Multiplex serum protein analysis reveals potential mechanisms and markers of response to hyperimmune caprine serum in systemic sclerosis
Arthritis Research and Therapy | March 7, 2017
Quillinan N, Clark KE, Youl B, Vernes J, McIntosh D, Haq S and Denton CP.
Arthritis Res Ther 19, 45 (2017)
DOI : https://doi.org/10.1186/s13075-017-1252-x
This study was peformed using a Simoa® Homebrew assay.
Hyperimmune caprine serum (HICS) is a novel biological therapy with potential benefit for skin in established diffuse cutaneous systemic sclerosis. Here we report multiplex protein analysis of blood samples from a placebo-controlled phase II clinical trial and explore mechanisms of action and markers of response.

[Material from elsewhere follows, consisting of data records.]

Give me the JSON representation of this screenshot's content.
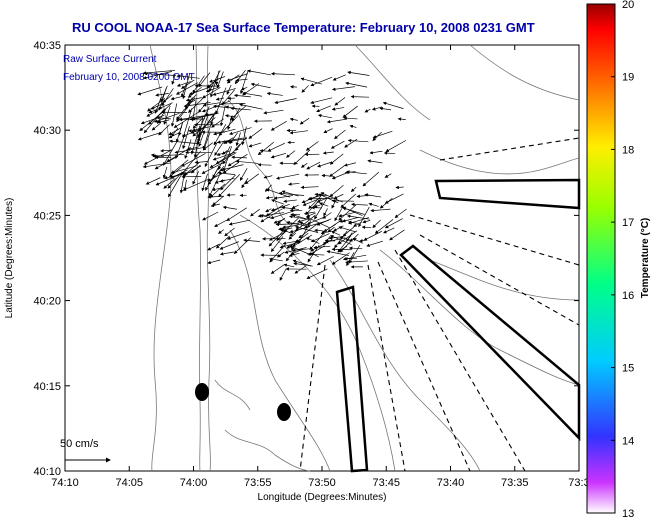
{
  "title": "RU COOL  NOAA-17  Sea Surface Temperature:  February 10, 2008 0231 GMT",
  "legend": {
    "line1": "Raw Surface Current",
    "line2": "February 10, 2008 0200 GMT"
  },
  "scale_label": "50 cm/s",
  "axes": {
    "xlabel": "Longitude (Degrees:Minutes)",
    "ylabel": "Latitude (Degrees:Minutes)",
    "xticks": [
      "74:10",
      "74:05",
      "74:00",
      "73:55",
      "73:50",
      "73:45",
      "73:40",
      "73:35",
      "73:3"
    ],
    "yticks": [
      "40:35",
      "40:30",
      "40:25",
      "40:20",
      "40:15",
      "40:10"
    ]
  },
  "colorbar": {
    "title": "Temperature (°C)",
    "ticks": [
      "20",
      "19",
      "18",
      "17",
      "16",
      "15",
      "14",
      "13"
    ],
    "min": 13,
    "max": 20
  },
  "chart_data": {
    "type": "map",
    "title": "RU COOL  NOAA-17  Sea Surface Temperature:  February 10, 2008 0231 GMT",
    "xlabel": "Longitude (Degrees:Minutes)",
    "ylabel": "Latitude (Degrees:Minutes)",
    "x_range": [
      "74:10",
      "73:30"
    ],
    "y_range": [
      "40:10",
      "40:35"
    ],
    "colorbar_range": [
      13,
      20
    ],
    "colorbar_units": "°C",
    "current_scale": "50 cm/s"
  }
}
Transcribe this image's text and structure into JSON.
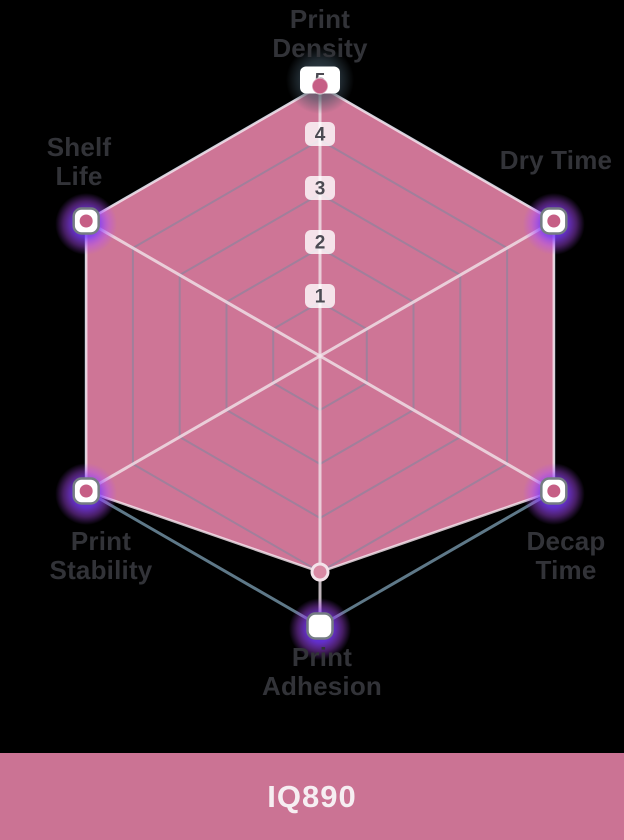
{
  "title_banner": {
    "label": "IQ890",
    "bg_color": "#cb7394",
    "text_color": "#f6eef2"
  },
  "chart_data": {
    "type": "radar",
    "title": "",
    "axes": [
      {
        "label": "Print Density",
        "lines": [
          "Print",
          "Density"
        ],
        "value": 5
      },
      {
        "label": "Dry Time",
        "lines": [
          "Dry Time"
        ],
        "value": 5
      },
      {
        "label": "Decap Time",
        "lines": [
          "Decap",
          "Time"
        ],
        "value": 5
      },
      {
        "label": "Print Adhesion",
        "lines": [
          "Print",
          "Adhesion"
        ],
        "value": 4
      },
      {
        "label": "Print Stability",
        "lines": [
          "Print",
          "Stability"
        ],
        "value": 5
      },
      {
        "label": "Shelf Life",
        "lines": [
          "Shelf",
          "Life"
        ],
        "value": 5
      }
    ],
    "series": [
      {
        "name": "IQ890",
        "values": [
          5,
          5,
          5,
          4,
          5,
          5
        ]
      }
    ],
    "scale": {
      "min": 0,
      "max": 5,
      "ticks": [
        1,
        2,
        3,
        4,
        5
      ]
    },
    "legend_position": "bottom-banner",
    "grid": true,
    "colors": {
      "fill": "#ce7596",
      "grid_inner": "#a17f9b",
      "grid_outer": "#5e7888",
      "axis_line": "#f3e7ed",
      "data_stroke": "#f8eaf1",
      "handle_fill": "#ffffff",
      "handle_border": "#757d83",
      "handle_dot": "#c65e85",
      "marker_fill": "#d98aa4",
      "marker_ring": "#f3e3ea",
      "glow_purple": "#5b2bf5",
      "glow_purple_mid": "#7a3bff",
      "glow_purple_edge": "#b44cff",
      "glow_slate": "#3c4f5c",
      "tick_box_top": "#ffffff",
      "tick_text": "#4c4b53",
      "label_text": "#323338"
    }
  }
}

Patients were treated with HICS (n = 10) or placebo (n = 10) over 26 weeks, with follow-up open-label treatment to 52 weeks in 14 patients. Serum or plasma samples at baseline, 26 and 52 weeks were analysed using multiplex or individual immunoassays for 41 proteins. Patterns of change were analysed by clustering using Netwalker 1.0, Pearson coefficient and significance analysis of microarrays (SAM) correction.

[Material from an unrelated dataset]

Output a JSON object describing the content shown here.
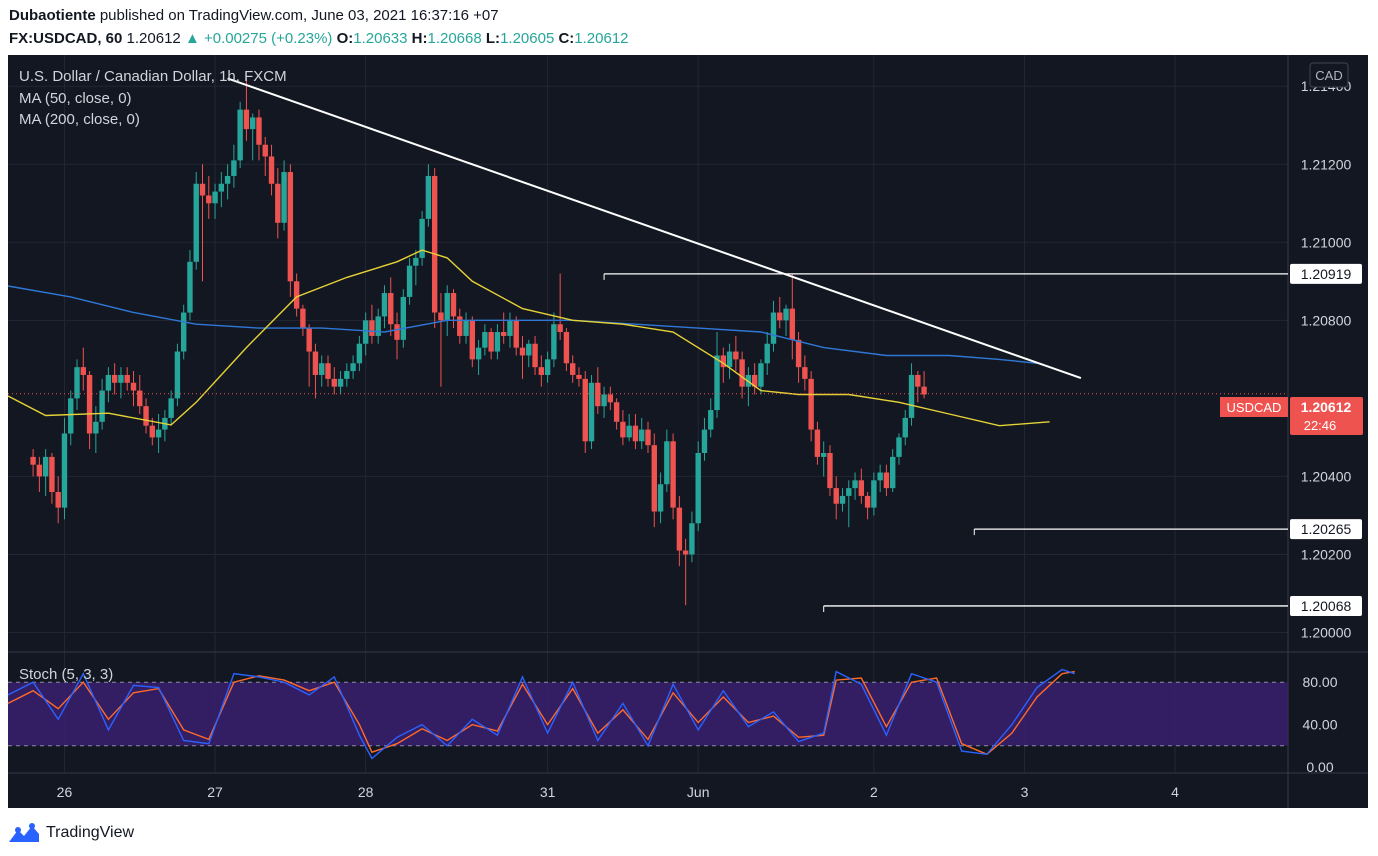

Cluster analysis, SAM multiplex testing and paired comparison of individual analytes identified proteins that were upregulated or downregulated during treatment with HICS. There was upregulation of the hypothalamo-pituitary-adrenal axis after HICS treatment evidenced by increases in α-MSH and ACTH in cases treated with HICS. Interestingly, significant increase in PIIINP was associated with HICS treatment and improved MRSS suggesting that this may be a marker of extracellular matrix turnover. Other relevant factors reduced in HICS-treated patients compared with controls, although not reaching statistical significance included COMP, CCL2, IL6, TIMP2, Fractalkine and TGFβ1 levels.
Our results suggest mechanisms of action for HICS, including upregulation of α-MSH, that has been shown to be anti-fibrotic in preclinical models, and possible markers to be included in future trials targeting skin in diffuse cutaneous systemic sclerosis.